Although I am hardly a scholar of Pali or Sanskrit, it seems to me that, at least insofar as these translations are targeted towards Buddhists in the English-speaking west, it might be better to use a different terminology.
In contemporary English usage, "suffering" has the connotation of physical pain or discomfort. Of course, the Buddha was referring to mental and spiritual suffering or anguish as well as physical pain.
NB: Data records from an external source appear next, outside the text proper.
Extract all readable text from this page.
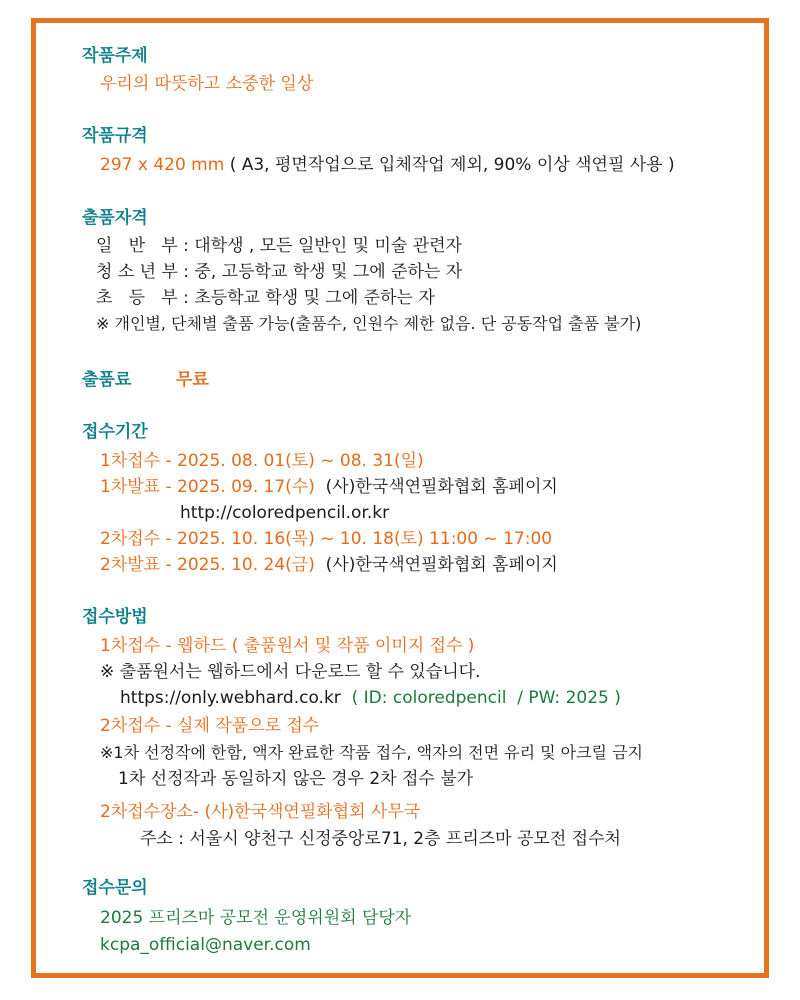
작품주제
우리의 따뜻하고 소중한 일상
작품규격
297 x 420 mm ( A3, 평면작업으로 입체작업 제외, 90% 이상 색연필 사용 )
출품자격
일   반   부 : 대학생 , 모든 일반인 및 미술 관련자
청 소 년 부 : 중, 고등학교 학생 및 그에 준하는 자
초   등   부 : 초등학교 학생 및 그에 준하는 자
※ 개인별, 단체별 출품 가능(출품수, 인원수 제한 없음. 단 공동작업 출품 불가)
출품료	무료
접수기간
1차접수 - 2025. 08. 01(토) ~ 08. 31(일)
1차발표 - 2025. 09. 17(수)  (사)한국색연필화협회 홈페이지
http://coloredpencil.or.kr
2차접수 - 2025. 10. 16(목) ~ 10. 18(토) 11:00 ~ 17:00
2차발표 - 2025. 10. 24(금)  (사)한국색연필화협회 홈페이지
접수방법
1차접수 - 웹하드 ( 출품원서 및 작품 이미지 접수 )
※ 출품원서는 웹하드에서 다운로드 할 수 있습니다.
https://only.webhard.co.kr  ( ID: coloredpencil  / PW: 2025 )
2차접수 - 실제 작품으로 접수
※1차 선정작에 한함, 액자 완료한 작품 접수, 액자의 전면 유리 및 아크릴 금지
1차 선정작과 동일하지 않은 경우 2차 접수 불가
2차접수장소- (사)한국색연필화협회 사무국
주소 : 서울시 양천구 신정중앙로71, 2층 프리즈마 공모전 접수처
접수문의
2025 프리즈마 공모전 운영위원회 담당자
kcpa_official@naver.com
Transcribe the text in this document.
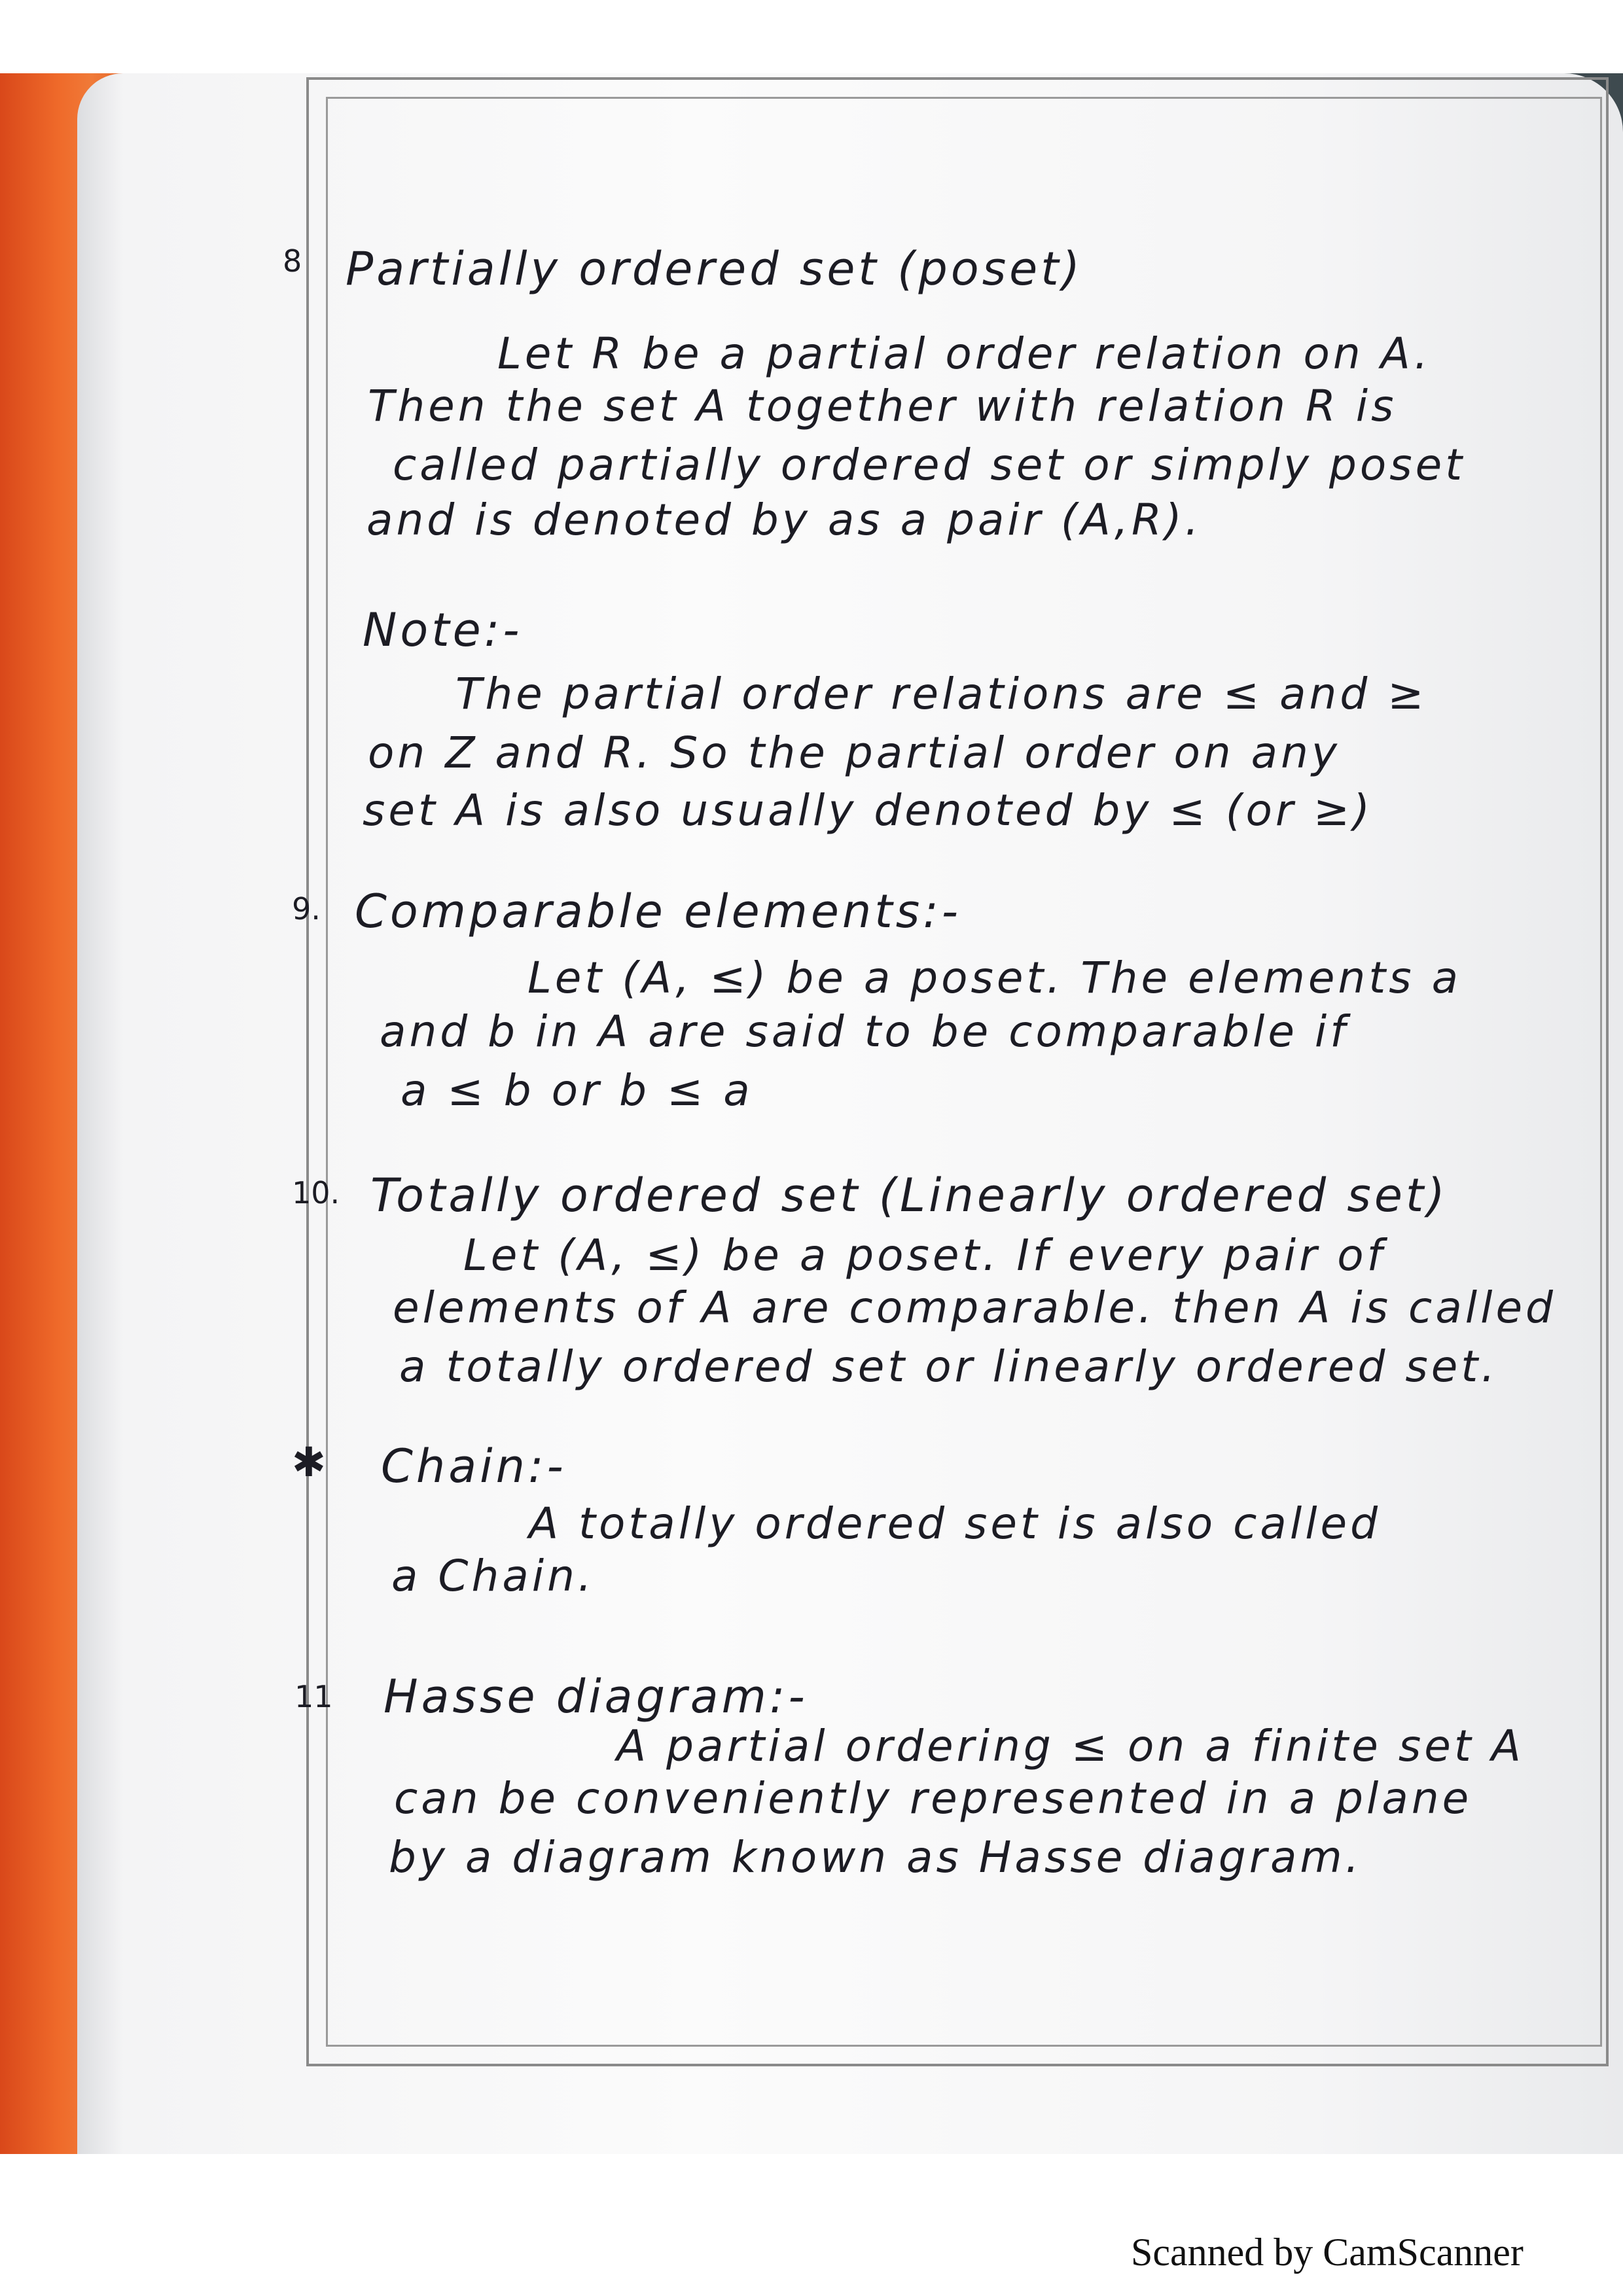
8 Partially ordered set (poset)
Let R be a partial order relation on A.
Then the set A together with relation R is
called partially ordered set or simply poset
and is denoted by as a pair (A,R).
Note:-
The partial order relations are ≤ and ≥
on Z and R. So the partial order on any
set A is also usually denoted by ≤ (or ≥)
9. Comparable elements:-
Let (A, ≤) be a poset. The elements a
and b in A are said to be comparable if
a ≤ b or b ≤ a
10. Totally ordered set (Linearly ordered set)
Let (A, ≤) be a poset. If every pair of
elements of A are comparable. then A is called
a totally ordered set or linearly ordered set.
✱ Chain:-
A totally ordered set is also called
a Chain.
11 Hasse diagram:-
A partial ordering ≤ on a finite set A
can be conveniently represented in a plane
by a diagram known as Hasse diagram.
Scanned by CamScanner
The Sanskrit term dukkha connotes insufficiency, inadequacy, imbalance, uneasiness, impermanence and imperfection:
In classic Sanskrit, the term dukkha was often compared to a large potter's wheel that would screech as it was spun around, and did not turn smoothly. The opposite of dukkha was the term sukkha which brought to mind a potter's wheel that turned smoothly and noiselessly. In other Buddhist-influenced cultures, similar imagery was used to describe dukkha. An example from China is the cart with one wheel that is slightly broken, so that the rider is jolted now and again as the wheel rolls over the broken spot.
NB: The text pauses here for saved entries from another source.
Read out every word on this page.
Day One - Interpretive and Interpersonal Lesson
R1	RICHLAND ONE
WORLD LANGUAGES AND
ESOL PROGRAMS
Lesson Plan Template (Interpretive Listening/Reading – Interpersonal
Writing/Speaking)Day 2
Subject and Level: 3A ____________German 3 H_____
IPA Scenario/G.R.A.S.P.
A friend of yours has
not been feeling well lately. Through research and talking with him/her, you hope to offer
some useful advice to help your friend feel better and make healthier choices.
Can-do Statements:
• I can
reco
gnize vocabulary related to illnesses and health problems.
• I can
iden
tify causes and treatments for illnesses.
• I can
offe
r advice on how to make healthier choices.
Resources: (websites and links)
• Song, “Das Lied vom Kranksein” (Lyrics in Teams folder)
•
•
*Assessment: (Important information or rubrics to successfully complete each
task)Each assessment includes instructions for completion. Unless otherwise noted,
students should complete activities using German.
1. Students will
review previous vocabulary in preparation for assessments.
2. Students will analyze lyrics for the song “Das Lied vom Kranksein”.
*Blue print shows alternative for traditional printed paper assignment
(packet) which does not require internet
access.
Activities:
If one must translate dukkha into a single English word, perhaps it is better to think of "dissatisfaction" or "discontentment" rather than "suffering."
If I was trying to explain the Four Noble Truths to a non-Buddhist, I would explain it like this:
- Life is inherently unsatisfying. Nothing lasts forever. All things must come to an end. Even those things we believe are lasting are in fact fleeting. Everything around us (and within us) has a beginning and an end.
- There is a reason life is unsatisfying. Our dissatisfaction arises from our mistaken belief in the continuity of things around us.
- There is a way to overcome such dissatisfaction. If we can learn to live in a way that is mindful and accepting of the impermanence of things, then we will no longer feel so unhappy and unsatisfied.
- One can overcome dissatisfaction and achieve nirvana by living in accordance with the Eightfold Path. The Eightfold Path is a set of practices that enable us to live more mindfully so that we feel at peace with the impermanent nature of the universe.
I think too many non-Buddhists hear the word "suffering" and immediately think that Buddhism is pessimistic and bleak. Perhaps by using a different, less negatively connotative terminology we can give English-speaking Westerners a clearer picture of the Four Noble Truths.
Or perhaps it is better not to translate dukkha into a single word and instead to try and define it contextually.